Jerome Klapka Jerome was born in the village of Caldmore, near Birmingham in Central England. Jerome’s father was an ironmonger and a non-conformist preacher. The family enjoyed a middle-class lifestyle for many years, although a series of bad investments forced them into poverty when Jerome was two years old. Because of this, the family had to leave their house, and Jerome spent his childhood as a poor boy (“Jerome the Man”). Jerome’s financial situation went from bad to worse at age 13, when his father died. Two years later, his mother passed away, and Jerome was forced to drop out of grammar school to work menial jobs.
Despite these difficult circumstances, Jerome developed a passion for literature, politics, and the theatre. In his late teens and twenties, he held a variety of jobs including acting, journalism, and teaching school. He was not particularly successful at any of these occupations.

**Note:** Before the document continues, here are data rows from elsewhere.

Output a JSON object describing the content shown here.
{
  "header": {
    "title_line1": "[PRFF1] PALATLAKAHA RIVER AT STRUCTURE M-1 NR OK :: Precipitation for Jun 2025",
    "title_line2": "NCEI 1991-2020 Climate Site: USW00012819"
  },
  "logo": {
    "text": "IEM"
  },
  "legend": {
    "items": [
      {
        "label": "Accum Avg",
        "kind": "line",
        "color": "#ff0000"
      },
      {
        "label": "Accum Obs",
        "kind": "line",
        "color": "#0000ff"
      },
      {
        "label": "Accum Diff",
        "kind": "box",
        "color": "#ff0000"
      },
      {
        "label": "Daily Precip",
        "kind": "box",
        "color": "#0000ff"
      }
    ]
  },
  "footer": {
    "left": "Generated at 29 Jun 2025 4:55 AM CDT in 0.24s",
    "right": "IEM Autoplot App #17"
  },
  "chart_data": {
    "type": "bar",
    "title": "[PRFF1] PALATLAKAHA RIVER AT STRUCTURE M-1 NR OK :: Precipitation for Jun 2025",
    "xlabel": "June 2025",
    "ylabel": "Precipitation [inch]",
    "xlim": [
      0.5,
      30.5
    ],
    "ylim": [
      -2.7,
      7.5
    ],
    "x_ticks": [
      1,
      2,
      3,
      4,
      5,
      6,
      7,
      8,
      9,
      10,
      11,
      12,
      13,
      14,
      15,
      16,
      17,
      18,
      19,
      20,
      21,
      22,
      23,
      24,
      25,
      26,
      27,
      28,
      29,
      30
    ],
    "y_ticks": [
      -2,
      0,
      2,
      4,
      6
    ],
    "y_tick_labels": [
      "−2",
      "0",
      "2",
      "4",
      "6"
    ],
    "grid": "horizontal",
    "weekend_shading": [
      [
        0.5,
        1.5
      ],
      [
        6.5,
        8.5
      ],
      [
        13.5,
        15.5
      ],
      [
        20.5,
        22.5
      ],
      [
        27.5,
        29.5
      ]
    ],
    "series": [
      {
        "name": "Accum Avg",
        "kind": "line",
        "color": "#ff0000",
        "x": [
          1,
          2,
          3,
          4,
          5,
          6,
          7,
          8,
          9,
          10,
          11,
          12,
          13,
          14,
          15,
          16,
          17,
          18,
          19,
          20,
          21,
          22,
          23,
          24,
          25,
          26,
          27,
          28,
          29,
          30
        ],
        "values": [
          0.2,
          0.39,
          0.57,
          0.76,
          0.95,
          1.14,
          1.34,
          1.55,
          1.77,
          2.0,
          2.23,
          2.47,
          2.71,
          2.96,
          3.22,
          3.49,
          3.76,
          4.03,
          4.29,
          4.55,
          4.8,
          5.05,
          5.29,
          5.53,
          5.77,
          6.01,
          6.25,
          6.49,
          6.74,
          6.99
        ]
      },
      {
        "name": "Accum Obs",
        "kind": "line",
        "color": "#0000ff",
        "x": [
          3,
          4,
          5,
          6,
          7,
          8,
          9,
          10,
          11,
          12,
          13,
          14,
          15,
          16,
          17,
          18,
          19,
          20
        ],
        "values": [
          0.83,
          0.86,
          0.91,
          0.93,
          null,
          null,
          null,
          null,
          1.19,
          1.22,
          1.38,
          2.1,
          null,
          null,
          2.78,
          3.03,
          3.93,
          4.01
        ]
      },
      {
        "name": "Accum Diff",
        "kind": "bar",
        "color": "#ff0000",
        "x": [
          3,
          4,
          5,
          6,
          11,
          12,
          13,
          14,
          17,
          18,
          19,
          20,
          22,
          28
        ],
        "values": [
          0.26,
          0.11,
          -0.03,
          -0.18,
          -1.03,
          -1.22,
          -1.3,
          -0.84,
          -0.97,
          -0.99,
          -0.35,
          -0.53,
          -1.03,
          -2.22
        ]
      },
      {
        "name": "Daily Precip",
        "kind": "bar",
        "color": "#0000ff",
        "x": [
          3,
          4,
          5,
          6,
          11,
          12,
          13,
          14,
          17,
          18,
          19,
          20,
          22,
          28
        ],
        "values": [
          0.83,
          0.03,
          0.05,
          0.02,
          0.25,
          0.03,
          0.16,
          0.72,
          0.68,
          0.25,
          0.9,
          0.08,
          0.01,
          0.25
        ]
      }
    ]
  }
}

Jerome finally broke through creatively in 1885, when he published a memoir about his time working for a low-budget theatre troupe. He then began to publish comedic essays in a magazine called Home Chimes.
He married his wife, Georgina, in 1888, and they spent their honeymoon rowing on the Thames. Their trip inspired his most successful work, Three Men in a Boat, which was serialized in Home Chimes in 1889. Although Three Men in a Boat was poorly received by critics, it was immensely popular among readers of all social classes. Royalties from the book ensured Jerome financial freedom for the rest of his life. He devoted himself to writing full-time, although he remained critically unpopular and his later works sold inconsistently. Jerome published a sequel to Three Men in a Boat called Three Men on the Bummel in 1898, but it garnered mixed reviews and mediocre sales.
When World War I broke out in 1914, Jerome was eager to contribute to the war effort. Because he was too old to join the British military, he drove an ambulance for the French throughout the war. He returned to England traumatized, and was further psychologically damaged by the death of his beloved stepdaughter, Elsie. Jerome wrote an autobiography in 1926, and died in 1927 of a stroke.